Nenhuma grande economia cobra tributo desse tipo

JOSÉ ROBERTO AFONSO E MELINA ROCHA LUKIC *
 
Ao fim da década passada, o mundo mergulhou em uma crise financeira grave e sem precedente histórico. Os governos da maioria dos países, sobretudo os dos mais ricos, sofreram uma drástica e rápida deterioração do déficit e da dívida pública como consequência da crise. Mas nenhum governo adotou, nem sequer pensou em adotar, um “imposto sobre o cheque” como resposta. Nenhuma grande economia no mundo cobra um tributo deste tipo. E não é por falta de conhecimento, inclusive histórico, já que alguns países até chegaram a cobrar algo parecido, mas logo desistiram.

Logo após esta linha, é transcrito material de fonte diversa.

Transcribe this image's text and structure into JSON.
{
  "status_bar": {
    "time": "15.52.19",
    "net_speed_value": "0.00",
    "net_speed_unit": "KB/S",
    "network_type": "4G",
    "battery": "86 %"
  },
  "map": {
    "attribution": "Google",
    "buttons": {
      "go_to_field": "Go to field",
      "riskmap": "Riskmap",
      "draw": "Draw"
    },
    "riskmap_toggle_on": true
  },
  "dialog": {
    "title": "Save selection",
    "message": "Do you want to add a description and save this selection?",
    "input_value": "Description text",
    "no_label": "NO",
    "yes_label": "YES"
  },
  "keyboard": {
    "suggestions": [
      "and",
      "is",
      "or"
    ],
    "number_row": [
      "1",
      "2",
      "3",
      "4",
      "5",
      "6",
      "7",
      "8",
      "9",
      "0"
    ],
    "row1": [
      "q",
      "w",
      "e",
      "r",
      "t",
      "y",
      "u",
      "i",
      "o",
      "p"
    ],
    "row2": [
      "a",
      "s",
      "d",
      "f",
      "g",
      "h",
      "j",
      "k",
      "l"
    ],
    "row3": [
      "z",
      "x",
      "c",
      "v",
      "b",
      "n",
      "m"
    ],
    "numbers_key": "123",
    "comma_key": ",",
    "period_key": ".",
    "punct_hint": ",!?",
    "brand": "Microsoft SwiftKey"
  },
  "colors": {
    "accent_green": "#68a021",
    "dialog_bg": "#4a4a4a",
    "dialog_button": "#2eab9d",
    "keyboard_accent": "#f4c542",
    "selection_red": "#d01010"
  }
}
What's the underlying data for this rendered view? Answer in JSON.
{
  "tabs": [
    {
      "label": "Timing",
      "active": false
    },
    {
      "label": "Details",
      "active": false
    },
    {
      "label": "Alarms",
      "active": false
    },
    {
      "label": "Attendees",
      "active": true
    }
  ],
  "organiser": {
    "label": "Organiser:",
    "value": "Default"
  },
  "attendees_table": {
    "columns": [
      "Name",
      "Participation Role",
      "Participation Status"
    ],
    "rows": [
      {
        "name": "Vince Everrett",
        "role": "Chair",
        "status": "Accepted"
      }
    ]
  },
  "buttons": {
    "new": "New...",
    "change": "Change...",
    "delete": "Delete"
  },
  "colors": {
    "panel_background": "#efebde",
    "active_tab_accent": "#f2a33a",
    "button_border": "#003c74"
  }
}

No Brasil, ocorre o inverso. Diante de crises fiscais passadas e da presente, como também de crises sociais (como foi o caso da saúde), opta-se por criar ou recriar uma contribuição provisória sobre a movimentação financeira – a CPMF. O que pode explicar uma diferença tão radical relativa à visão dos tributos? Uma boa hipótese é que no resto do mundo definem-se os tributos pautando-se por princípios teóricos e pela experiência histórica (e mesmo internacional). Além de arrecadar, os tributos também devem evitar prejudicar a competitividade e a justiça social. Aqui, no entanto, parece prevalecer um outro e inusitado princípio: o da comodidade. Os fiscos preferem cobrar um imposto que lhes dê menos trabalho para arrecadar, sem se importarem com os impactos para o resto da economia. Não por outro motivo é que proliferam as substituições tributárias e os regimes monofásicos e especiais nos tributos indiretos e os regimes de lucro presumido e simplificado nos diretos.

Ao contrário do que alguns defendem, a menor parcela da arrecadação da CPMF provém das pessoas físicas – talvez menos de 10%. É um erro supor que os pobres, sem contas bancárias, escapariam desse tributo, porque seu custo certamente será repassado pelas empresas nos preços de seus produtos e, como as famílias de renda baixa consomem tudo o que ganham, suportarão indiretamente e proporcionalmente uma carga maior do que os mais ricos. A produção nacional também é penalizada vis-à-vis os importados e diante da concorrência no exterior, tendo em vista que suportará um imposto internamente, ao longo de toda sua cadeia produtiva e de comercialização, que não incide lá fora. Mesmo a ideia de que a CPMF seria crucial para a fiscalização não se sustenta, haja vista que os fiscos já passaram a deter o acesso, até mesmo sem autorização judicial em alguns casos, das movimentações bancárias e de cartões de crédito, dentre outras informações, com o sigilo devidamente resguardado.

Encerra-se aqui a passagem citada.